Throughout the Nevada Senate campaign, it was Republican Sharron Angle who looked unprepared for-prime-time. But after last night’s debate, Senate Majority Leader Harry Reid looked more like the gaffe-prone politician as he struggled to make headway in one of the closest and most consequential Senate contests.
Angle took full advantage of Reid’s position as a political insider, taunting him for his support of Democratic policies, from the stimulus to the health care bill. At one point, Angle told Reid to “man up” – and later questioned how he became so wealthy as a public servant.

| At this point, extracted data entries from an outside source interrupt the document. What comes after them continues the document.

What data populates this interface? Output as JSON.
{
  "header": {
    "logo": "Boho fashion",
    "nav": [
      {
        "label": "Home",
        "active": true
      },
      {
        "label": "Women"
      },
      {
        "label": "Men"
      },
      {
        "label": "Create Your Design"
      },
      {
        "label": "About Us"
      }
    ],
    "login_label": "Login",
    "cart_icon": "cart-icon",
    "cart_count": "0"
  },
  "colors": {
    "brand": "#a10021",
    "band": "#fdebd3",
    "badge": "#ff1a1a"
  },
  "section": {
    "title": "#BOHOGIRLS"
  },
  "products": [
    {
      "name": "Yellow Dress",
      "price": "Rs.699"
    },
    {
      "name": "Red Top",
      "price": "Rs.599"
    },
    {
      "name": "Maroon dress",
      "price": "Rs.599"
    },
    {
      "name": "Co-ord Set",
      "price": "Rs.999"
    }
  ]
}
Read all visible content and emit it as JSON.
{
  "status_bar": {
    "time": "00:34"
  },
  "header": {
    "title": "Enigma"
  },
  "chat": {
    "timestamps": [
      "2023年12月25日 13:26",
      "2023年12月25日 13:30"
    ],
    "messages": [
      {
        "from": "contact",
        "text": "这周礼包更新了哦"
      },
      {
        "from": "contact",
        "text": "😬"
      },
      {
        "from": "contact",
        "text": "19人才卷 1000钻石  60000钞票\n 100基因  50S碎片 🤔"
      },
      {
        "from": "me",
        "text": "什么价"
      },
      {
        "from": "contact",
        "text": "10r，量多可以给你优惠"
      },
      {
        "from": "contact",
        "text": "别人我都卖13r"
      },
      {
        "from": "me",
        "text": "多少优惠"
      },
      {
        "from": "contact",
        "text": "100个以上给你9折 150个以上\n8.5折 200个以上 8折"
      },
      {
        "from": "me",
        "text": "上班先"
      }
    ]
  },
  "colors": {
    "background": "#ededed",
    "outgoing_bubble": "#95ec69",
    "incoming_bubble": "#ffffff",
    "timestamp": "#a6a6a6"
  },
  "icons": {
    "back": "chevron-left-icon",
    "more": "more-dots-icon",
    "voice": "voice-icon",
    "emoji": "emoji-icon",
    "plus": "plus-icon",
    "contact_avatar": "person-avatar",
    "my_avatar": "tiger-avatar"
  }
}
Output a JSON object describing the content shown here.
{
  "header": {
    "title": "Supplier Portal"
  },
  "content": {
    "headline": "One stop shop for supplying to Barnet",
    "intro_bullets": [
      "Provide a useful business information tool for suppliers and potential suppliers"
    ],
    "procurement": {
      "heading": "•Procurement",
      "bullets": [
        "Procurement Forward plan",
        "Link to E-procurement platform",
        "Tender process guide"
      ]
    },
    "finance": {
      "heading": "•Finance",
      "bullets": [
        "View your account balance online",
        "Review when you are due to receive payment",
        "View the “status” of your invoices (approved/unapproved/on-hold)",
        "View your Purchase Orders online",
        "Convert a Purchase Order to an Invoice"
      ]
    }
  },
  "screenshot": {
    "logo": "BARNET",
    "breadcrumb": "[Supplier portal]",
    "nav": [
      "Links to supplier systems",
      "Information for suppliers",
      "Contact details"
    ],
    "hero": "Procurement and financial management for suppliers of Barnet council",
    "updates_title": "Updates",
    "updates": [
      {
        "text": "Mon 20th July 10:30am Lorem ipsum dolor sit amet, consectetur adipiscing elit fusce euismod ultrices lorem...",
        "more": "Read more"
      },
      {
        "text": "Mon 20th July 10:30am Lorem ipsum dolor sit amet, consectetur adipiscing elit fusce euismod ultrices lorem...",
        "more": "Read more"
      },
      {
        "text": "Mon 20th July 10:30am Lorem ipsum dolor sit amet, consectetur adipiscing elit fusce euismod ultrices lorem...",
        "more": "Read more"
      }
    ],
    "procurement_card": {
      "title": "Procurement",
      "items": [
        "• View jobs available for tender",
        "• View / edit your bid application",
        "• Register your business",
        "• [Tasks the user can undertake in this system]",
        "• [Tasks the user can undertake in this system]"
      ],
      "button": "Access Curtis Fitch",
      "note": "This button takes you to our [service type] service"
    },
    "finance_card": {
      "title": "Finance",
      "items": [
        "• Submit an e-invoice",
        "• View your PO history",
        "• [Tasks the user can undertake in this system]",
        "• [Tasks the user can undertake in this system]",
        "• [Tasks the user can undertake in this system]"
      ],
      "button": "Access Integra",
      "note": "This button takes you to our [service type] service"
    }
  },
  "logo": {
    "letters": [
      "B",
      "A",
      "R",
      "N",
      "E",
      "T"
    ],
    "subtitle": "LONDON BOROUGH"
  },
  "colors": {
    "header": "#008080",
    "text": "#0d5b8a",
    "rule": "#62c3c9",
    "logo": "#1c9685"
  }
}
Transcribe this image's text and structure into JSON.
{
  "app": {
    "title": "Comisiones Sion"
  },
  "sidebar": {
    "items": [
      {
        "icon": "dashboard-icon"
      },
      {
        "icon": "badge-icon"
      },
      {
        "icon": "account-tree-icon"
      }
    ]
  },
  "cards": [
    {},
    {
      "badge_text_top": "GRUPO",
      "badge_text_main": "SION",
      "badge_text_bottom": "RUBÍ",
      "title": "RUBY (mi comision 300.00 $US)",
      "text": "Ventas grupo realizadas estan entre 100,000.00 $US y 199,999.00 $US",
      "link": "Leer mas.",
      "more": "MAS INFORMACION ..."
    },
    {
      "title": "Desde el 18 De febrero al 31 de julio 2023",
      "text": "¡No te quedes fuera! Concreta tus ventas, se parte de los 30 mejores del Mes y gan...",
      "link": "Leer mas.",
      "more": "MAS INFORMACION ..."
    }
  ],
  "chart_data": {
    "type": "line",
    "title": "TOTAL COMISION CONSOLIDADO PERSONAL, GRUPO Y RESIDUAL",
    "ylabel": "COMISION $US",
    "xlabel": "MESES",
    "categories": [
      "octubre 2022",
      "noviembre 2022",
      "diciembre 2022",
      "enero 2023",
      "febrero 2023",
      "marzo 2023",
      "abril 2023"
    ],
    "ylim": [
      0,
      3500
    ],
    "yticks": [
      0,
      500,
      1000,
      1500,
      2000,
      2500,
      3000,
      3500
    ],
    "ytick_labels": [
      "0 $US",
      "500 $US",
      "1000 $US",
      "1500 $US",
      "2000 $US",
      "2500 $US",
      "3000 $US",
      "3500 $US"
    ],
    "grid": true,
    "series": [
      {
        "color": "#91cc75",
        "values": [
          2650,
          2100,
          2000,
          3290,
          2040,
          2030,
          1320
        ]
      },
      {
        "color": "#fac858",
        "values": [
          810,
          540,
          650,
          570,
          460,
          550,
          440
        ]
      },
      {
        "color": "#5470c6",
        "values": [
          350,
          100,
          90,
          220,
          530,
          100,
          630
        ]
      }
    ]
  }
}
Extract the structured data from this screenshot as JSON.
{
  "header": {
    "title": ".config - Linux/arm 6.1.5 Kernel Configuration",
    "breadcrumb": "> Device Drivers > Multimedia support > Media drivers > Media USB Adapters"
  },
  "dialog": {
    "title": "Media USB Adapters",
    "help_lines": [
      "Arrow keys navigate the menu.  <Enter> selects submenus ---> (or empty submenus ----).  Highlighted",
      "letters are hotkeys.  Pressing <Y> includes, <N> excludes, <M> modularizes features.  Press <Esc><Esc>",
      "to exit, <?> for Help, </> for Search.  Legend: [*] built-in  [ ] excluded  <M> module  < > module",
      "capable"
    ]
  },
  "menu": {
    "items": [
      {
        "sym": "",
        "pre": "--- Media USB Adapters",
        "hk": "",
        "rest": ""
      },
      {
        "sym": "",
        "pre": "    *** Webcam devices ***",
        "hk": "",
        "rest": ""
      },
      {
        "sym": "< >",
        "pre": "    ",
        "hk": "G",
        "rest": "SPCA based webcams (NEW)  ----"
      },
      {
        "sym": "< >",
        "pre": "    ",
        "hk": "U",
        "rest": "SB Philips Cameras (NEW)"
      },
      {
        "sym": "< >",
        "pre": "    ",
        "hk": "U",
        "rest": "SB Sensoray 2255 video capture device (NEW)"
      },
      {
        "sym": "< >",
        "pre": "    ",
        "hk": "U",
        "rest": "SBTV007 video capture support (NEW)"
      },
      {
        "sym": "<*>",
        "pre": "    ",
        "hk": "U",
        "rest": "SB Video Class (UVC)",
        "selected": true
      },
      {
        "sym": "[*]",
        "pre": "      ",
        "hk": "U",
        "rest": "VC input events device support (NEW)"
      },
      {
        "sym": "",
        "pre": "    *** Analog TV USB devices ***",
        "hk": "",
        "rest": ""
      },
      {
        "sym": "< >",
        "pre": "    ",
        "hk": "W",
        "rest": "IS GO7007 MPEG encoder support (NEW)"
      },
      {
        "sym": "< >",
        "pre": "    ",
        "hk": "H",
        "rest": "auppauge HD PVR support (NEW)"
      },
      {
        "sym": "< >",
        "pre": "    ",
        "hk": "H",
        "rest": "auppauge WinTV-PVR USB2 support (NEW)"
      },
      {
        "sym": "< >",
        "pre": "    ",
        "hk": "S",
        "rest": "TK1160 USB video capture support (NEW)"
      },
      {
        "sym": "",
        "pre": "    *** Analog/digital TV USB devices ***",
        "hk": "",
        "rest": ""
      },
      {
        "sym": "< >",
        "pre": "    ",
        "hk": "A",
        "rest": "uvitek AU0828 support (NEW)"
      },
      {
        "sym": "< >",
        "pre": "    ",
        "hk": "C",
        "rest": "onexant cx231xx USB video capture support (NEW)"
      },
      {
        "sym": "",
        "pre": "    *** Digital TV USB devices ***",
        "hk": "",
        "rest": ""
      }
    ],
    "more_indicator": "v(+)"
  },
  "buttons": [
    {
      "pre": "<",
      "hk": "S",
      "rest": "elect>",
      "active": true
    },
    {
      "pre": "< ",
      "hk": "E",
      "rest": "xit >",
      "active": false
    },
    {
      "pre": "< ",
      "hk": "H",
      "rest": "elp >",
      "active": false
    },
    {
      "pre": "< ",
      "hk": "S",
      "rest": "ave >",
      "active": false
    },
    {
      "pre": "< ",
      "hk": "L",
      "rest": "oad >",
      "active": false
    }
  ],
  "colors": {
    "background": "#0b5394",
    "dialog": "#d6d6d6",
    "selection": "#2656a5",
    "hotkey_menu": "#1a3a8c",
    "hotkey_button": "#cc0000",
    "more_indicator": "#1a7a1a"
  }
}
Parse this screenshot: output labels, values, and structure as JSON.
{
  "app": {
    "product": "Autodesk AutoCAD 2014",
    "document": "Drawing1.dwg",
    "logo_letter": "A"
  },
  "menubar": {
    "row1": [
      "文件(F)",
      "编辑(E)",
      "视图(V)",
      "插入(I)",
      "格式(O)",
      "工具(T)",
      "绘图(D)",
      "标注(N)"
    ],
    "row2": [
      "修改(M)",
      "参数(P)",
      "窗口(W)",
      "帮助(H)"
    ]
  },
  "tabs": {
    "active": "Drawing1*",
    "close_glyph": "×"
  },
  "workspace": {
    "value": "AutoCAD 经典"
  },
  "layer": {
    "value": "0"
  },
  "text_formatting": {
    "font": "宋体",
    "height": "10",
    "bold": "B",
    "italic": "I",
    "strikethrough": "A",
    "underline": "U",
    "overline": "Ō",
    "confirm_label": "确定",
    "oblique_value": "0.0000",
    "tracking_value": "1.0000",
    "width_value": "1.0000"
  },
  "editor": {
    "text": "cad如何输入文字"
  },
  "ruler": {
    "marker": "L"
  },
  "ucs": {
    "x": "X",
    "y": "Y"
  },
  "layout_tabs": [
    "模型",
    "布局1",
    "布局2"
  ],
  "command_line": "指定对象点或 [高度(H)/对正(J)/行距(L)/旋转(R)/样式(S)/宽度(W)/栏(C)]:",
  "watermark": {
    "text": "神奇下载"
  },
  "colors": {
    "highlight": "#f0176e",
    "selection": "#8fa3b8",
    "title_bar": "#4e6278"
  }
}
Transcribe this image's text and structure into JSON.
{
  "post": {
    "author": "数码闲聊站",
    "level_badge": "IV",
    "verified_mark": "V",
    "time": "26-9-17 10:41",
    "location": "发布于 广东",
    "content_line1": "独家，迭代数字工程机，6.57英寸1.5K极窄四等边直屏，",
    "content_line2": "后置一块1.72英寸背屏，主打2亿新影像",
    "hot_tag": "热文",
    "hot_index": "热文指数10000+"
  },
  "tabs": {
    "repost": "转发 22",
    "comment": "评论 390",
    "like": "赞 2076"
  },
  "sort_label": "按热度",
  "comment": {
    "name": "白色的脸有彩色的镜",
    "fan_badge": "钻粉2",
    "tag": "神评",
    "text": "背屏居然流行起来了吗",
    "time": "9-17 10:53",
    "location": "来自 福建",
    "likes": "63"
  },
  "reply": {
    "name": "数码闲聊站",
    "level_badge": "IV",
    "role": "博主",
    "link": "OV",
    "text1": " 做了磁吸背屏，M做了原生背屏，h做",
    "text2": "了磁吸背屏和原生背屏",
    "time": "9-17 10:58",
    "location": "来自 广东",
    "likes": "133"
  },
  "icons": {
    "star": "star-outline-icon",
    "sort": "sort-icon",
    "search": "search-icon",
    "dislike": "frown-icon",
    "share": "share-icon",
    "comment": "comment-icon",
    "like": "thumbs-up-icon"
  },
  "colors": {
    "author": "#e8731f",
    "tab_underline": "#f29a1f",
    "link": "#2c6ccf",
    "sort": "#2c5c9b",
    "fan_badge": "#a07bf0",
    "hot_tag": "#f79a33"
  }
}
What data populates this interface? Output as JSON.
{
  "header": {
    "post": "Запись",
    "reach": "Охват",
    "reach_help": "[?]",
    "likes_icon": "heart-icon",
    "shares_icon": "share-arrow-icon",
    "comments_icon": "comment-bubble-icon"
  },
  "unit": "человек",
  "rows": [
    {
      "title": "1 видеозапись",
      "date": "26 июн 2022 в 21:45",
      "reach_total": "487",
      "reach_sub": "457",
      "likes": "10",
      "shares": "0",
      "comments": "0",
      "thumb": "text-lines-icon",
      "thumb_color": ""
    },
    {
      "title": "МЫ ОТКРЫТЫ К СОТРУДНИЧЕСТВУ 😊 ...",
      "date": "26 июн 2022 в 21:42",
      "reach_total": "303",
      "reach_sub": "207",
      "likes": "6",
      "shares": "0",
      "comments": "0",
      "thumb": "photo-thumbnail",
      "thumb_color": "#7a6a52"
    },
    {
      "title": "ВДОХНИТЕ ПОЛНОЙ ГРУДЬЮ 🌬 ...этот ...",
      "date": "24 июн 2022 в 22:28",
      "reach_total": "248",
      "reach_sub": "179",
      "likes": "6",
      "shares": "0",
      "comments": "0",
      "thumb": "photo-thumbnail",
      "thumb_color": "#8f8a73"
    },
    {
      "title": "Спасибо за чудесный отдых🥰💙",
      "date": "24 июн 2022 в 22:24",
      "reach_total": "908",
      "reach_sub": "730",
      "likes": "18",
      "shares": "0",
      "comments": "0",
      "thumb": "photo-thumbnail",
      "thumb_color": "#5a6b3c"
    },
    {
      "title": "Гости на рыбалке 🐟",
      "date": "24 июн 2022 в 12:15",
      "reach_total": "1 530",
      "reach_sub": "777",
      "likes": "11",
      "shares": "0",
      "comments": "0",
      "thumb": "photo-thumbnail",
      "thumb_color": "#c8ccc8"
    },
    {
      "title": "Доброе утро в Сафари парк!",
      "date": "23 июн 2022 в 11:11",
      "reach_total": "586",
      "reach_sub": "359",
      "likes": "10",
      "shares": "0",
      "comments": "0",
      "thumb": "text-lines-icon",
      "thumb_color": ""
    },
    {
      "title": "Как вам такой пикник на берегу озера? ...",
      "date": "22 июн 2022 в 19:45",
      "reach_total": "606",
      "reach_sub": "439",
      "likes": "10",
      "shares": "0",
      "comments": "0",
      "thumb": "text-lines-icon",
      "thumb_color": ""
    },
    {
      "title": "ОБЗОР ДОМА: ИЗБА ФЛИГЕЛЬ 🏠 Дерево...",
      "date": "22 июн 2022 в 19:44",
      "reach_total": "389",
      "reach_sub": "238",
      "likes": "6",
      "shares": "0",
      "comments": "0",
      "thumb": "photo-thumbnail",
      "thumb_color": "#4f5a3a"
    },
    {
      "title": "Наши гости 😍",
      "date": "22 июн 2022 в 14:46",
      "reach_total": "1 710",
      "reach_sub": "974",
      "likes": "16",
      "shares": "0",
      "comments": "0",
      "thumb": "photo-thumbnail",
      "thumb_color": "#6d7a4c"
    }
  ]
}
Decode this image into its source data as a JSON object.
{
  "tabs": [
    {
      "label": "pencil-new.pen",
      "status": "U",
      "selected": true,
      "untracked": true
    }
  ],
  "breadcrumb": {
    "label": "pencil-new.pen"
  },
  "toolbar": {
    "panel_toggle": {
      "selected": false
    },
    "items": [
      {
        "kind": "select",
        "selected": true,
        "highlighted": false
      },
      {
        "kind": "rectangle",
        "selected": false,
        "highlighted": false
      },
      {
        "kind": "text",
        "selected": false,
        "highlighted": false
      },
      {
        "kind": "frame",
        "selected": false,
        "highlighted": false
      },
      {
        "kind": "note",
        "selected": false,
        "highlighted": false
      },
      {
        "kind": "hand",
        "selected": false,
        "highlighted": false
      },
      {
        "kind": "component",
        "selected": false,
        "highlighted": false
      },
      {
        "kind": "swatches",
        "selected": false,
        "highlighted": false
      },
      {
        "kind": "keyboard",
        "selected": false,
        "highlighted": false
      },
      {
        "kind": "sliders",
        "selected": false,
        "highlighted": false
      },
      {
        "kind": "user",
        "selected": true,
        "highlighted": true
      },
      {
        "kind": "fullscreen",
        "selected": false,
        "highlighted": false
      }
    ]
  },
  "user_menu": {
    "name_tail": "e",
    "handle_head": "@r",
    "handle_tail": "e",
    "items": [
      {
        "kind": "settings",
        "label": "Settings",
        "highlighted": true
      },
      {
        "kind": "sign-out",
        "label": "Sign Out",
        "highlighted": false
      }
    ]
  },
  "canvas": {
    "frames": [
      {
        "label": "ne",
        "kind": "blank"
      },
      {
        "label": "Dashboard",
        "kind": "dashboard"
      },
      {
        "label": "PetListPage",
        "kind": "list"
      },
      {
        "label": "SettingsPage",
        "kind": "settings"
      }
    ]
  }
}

“I’m not a career politician,” Angle said in her opening remarks. “I live in a middle class neighborhood in Reno; Senator Reid lives in the Ritz-Carlton in Washington, DC.”
Reid, recognizing the importance of the economy in this election, said his top priority as a senator is to create jobs. Angle retorted: “Harry Reid, it’s not your job to create jobs. It’s your job to create confidence to get the private sector to create jobs.”
Reid didn’t help his own cause either, fumbling through his notes during his closing statement and misidentifying the “Department of Education” as the “Department of Energy” and failing to aggressively take advantage of Angle’s very conservative positions on whole host of issues. And he offered frequent praise for a host of Republicans, like Antonin Scalia and former President George W. Bush, hardly a way to energize the Democratic base that’s so crucial to his success.
By debate’s end, Reid had failed to land any significant blows on Angle. He looked unprepared for Angle’s barbs. With just one day until early voting becomes available to Nevada residents, Reid’s performance didn’t improve his precarious political standing.
And really – how hard could it be to best Angle in a debate, considering how Reid and his campaign have relentlessly tried to paint her as an extremist nut on every issue under the sun, from health care to social security to the war on terror? Before Angle became the nominee, it was widely known that – behind the scenes – ReidCo. were hoping they’d have to face her in the general election because they figured the embattled Senate Majority Leader would make political mincemeat out of her so-called “extreme positions.” That said, while it’s true Angle has made some serious mistakes since becoming the GOP nominee, she’s held her own and has kept the poll numbers close in Nevada, which some polls showing her ahead within the margin of error, some dead even, and some showing her behind within the margin of error. Angle’s campaign is a clear example of how you never, never, never give up – even when everyone, including some in your own party, are telling you you’ll never succeed.
As for Reid? Well, his debate performance last night pretty much mirrored his performance as Senate Majority Leader: He’s a partisan hack, a colossal embarassment, a consumate liar, motivated primarily by self-interests rather than the interests of the people who sent him to the Senate, who was and is a miserable failure at his job. In the final few weeks leading up to election day – and while early voting is now taking place in Nevada – let’s hope its residents don’t forget that when casting their ballots.